Clearly these software platforms are a terrible idea, right?

Well no actually: sharing and re-using software within a company is a noble and rational goal. It's just bloody hard to do right. I've wrestled with this problem for years in a few companies and while I haven't cracked the problem - and it's a slightly different problem every time - there are some lessons I've learned.

So if you do find yourself in the desperately unlucky position of leading the development of a software platform, consider the following:
  1. Have a plan from the outset for innovation and prototypes. Sponsor new initiatives - don't try to kill them because they don't fit with today's platform.
  2. Set up the platform development to iterate quickly so that you can respond to the needs of projects. Agile methods with short iterations is the only way to go.
  3. Nothing is more important than the design of API's and getting the right balance between simplicity and power.  There's a world of knowledge out there about how to do this so go and do some research. Be ready to make mistakes and start over. 
  4. Support all products equally.  Be ready to leave some products outside the platform if including them would cause too much disruption to the architecture.
  5. It's impossible to create a good platform by carving it out of an existing product - a platform has to be designed for that purpose then honed with application experience
  6. Keep the platform as small as possible - don't get it involved in every piece of product development. I like the principle of subsidiarity which basically means only centralize when a goal is better achieved that way - otherwise let the projects do what they need to do.   (Subsidiarity is supposed to be a feature of the EU but often isn't  - that's a future topic for the BigLooLaa I think.)
  7. Be aware of the political power struggles and see them for what they are. The platform will need Architects and Technical Leaders who are good listeners and consensus builders who can defuse the politics. People who combine these skills with technical nous are rare so treasure them.
  8. Above all, the platform should be a distilled version of the best of your products. The greatest attribute of your products is usability or scalability perhaps? Well that's what your platform should do best. Often platforms take on a direction that is different from that of the products and a platform like that can never succeed.
  9. Be humble, ready to learn and willing to change your software.
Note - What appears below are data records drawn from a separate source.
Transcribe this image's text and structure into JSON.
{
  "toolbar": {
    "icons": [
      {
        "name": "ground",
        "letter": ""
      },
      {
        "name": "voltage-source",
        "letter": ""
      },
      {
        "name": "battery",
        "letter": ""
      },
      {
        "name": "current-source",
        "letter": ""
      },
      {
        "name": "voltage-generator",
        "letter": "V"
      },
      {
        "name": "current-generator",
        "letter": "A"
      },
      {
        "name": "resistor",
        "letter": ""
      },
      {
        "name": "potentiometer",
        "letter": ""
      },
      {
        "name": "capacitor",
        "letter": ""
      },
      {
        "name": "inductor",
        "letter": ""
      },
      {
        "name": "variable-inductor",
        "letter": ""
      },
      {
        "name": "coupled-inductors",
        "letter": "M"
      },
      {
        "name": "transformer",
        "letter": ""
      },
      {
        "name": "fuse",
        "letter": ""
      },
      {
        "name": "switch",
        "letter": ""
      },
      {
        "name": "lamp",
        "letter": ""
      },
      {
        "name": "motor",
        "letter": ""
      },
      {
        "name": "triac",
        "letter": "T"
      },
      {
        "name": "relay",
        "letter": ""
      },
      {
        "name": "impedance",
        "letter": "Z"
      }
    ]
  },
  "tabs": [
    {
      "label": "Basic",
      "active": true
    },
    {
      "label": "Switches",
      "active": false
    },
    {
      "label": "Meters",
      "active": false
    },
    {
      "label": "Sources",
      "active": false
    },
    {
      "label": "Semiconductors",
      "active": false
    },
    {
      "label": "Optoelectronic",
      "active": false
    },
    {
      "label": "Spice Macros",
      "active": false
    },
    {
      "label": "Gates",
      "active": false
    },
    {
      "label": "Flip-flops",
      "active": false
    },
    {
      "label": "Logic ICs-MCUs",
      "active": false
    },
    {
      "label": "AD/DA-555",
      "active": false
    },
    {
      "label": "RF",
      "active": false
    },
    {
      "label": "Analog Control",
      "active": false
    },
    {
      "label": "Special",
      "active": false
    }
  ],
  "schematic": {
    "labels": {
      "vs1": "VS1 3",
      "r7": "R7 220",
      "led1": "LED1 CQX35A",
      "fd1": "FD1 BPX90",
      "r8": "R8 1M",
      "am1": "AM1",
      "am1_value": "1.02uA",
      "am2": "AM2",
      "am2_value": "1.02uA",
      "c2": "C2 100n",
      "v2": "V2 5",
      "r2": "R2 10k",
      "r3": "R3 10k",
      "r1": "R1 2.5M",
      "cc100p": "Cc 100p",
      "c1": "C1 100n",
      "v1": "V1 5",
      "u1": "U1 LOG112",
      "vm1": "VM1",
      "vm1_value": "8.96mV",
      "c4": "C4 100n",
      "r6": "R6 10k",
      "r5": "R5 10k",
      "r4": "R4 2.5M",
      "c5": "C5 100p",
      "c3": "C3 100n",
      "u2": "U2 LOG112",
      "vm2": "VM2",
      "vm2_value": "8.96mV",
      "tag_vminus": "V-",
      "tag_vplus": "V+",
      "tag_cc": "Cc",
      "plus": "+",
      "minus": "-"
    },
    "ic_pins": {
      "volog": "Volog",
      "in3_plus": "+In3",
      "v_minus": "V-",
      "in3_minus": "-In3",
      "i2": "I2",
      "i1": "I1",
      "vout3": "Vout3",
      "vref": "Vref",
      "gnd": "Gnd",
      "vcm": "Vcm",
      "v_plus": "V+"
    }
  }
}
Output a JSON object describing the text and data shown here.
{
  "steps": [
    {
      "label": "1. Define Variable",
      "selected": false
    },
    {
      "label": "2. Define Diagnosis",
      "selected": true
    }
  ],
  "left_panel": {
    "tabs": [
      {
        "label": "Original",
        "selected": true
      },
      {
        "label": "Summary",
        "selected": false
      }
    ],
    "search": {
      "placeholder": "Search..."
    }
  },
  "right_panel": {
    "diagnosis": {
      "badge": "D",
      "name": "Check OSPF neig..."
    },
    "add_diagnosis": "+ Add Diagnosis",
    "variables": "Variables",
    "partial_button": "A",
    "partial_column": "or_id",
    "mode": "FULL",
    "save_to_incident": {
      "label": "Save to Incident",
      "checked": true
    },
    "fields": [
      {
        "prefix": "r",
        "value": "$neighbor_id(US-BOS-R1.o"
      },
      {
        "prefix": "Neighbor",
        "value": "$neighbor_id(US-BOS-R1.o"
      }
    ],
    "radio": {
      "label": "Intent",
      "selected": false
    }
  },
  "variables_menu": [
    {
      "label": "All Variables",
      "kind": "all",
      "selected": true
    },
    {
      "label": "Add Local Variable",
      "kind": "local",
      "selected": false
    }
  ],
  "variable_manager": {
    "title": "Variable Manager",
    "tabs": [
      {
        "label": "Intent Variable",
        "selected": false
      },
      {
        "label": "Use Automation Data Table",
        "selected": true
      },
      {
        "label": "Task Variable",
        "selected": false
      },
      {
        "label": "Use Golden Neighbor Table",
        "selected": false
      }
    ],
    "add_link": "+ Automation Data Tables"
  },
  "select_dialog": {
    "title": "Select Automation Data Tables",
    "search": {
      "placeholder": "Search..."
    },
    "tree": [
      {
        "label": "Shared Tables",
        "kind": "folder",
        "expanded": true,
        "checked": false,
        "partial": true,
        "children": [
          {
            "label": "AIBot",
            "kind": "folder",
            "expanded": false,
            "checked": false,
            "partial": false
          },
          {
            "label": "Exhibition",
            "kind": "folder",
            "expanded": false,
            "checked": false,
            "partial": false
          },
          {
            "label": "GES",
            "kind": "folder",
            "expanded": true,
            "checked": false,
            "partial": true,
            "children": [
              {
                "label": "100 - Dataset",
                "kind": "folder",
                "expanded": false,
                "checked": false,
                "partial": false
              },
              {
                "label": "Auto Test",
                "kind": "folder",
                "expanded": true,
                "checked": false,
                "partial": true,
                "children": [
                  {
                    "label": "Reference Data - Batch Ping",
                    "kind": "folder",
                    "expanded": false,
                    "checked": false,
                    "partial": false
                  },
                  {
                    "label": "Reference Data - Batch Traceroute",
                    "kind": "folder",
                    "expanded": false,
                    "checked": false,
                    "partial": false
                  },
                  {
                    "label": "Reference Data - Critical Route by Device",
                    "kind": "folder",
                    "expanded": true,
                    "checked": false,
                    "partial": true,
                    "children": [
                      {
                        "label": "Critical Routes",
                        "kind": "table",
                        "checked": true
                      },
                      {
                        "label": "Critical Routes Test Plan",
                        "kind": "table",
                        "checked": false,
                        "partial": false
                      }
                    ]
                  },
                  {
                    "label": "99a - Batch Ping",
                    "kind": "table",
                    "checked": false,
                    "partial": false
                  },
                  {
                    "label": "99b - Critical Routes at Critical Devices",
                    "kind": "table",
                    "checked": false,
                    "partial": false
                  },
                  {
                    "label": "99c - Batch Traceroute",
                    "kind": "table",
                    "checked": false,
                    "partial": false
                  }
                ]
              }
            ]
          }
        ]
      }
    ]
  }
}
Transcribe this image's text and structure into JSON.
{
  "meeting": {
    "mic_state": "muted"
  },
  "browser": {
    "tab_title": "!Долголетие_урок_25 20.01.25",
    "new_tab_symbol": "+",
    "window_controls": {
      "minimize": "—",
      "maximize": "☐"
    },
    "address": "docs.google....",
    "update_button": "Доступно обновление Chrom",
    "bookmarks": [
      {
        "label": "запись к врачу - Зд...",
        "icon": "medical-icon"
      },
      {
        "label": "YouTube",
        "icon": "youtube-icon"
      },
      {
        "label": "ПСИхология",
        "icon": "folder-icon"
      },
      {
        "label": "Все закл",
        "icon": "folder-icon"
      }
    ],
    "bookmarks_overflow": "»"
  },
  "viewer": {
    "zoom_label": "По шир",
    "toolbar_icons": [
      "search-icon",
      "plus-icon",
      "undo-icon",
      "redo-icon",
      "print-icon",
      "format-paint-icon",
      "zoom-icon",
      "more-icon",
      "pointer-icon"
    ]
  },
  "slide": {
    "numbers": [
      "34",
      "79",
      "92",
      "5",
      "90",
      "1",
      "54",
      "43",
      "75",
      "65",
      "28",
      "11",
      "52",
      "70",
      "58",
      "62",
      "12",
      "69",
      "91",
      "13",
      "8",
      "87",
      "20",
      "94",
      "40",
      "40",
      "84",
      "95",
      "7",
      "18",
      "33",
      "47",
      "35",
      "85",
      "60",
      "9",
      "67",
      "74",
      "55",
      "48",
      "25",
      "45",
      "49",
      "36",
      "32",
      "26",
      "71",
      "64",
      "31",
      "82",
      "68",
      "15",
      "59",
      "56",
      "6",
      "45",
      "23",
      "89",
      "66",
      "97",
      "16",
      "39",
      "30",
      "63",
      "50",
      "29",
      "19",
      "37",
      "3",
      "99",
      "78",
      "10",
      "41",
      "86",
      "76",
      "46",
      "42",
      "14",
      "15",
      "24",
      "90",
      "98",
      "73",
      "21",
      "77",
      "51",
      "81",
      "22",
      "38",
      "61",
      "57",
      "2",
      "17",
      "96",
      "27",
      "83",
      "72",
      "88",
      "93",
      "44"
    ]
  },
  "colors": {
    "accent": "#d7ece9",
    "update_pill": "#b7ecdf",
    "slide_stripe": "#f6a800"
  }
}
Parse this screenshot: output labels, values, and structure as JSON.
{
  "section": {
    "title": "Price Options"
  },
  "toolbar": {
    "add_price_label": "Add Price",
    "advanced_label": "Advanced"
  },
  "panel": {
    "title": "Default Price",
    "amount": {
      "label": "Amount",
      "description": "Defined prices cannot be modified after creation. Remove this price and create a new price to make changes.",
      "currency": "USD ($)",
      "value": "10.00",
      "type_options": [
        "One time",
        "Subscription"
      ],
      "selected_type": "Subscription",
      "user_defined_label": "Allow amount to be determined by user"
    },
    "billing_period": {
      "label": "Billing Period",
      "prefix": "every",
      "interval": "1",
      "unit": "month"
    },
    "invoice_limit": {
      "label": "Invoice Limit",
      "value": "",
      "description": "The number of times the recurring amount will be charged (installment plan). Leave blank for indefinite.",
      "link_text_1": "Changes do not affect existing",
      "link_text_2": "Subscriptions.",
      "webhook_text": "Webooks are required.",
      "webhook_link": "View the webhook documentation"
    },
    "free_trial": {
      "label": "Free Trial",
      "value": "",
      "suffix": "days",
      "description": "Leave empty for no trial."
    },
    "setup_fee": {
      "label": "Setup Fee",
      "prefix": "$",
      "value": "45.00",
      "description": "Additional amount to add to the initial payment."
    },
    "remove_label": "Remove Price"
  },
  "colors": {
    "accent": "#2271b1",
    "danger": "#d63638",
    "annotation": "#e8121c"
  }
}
Appendix: Cute Names, Big Challenges

ART - Adaptive Runtime Technology
The core platform for all the integration products at IONA technologies, the name is a marketing way of saying  "plug-ins dynamically loaded at run-time" but it gave us a pretty vocabulary for project names: Matisse, Warhol etc. We had lots of heated debated between our teams in Boston and Dublin, sometimes resolved by a shared interest in Guinness.

Oh, that reminds me:
  • Develop shared interests amongst users of the platform, especially those interests that lend themselves to a pub setting
JaNetOR - Java Network Oadapter Replacement
CORBA based O/R technology in Ericsson for a line of network management products. Functionally perfect but Java circa 1998 was a terrible choice for performance critical software. See suggestion #8 above.

STRIVESynthetic Tactical Real-time Interactive Virtual Environment
CAE's software platform for all of the simulated systems and environments in aircraft simulators.  From a developer's perspective STRIVE does the job; for a system integrator, a critical role when building a simulator, it badly lacks tools. Missing key requirement lie that is typical for a platform that was originally designed with one product  in mind and then adapted to others

iTopia - No idea. Perhaps this is where Steve Jobs is, now that he's iDead? (Sorry!)
This is the software platform I work with today. Since I apply everything I've learned, its development is totally smooth and uncontroversial. Cough.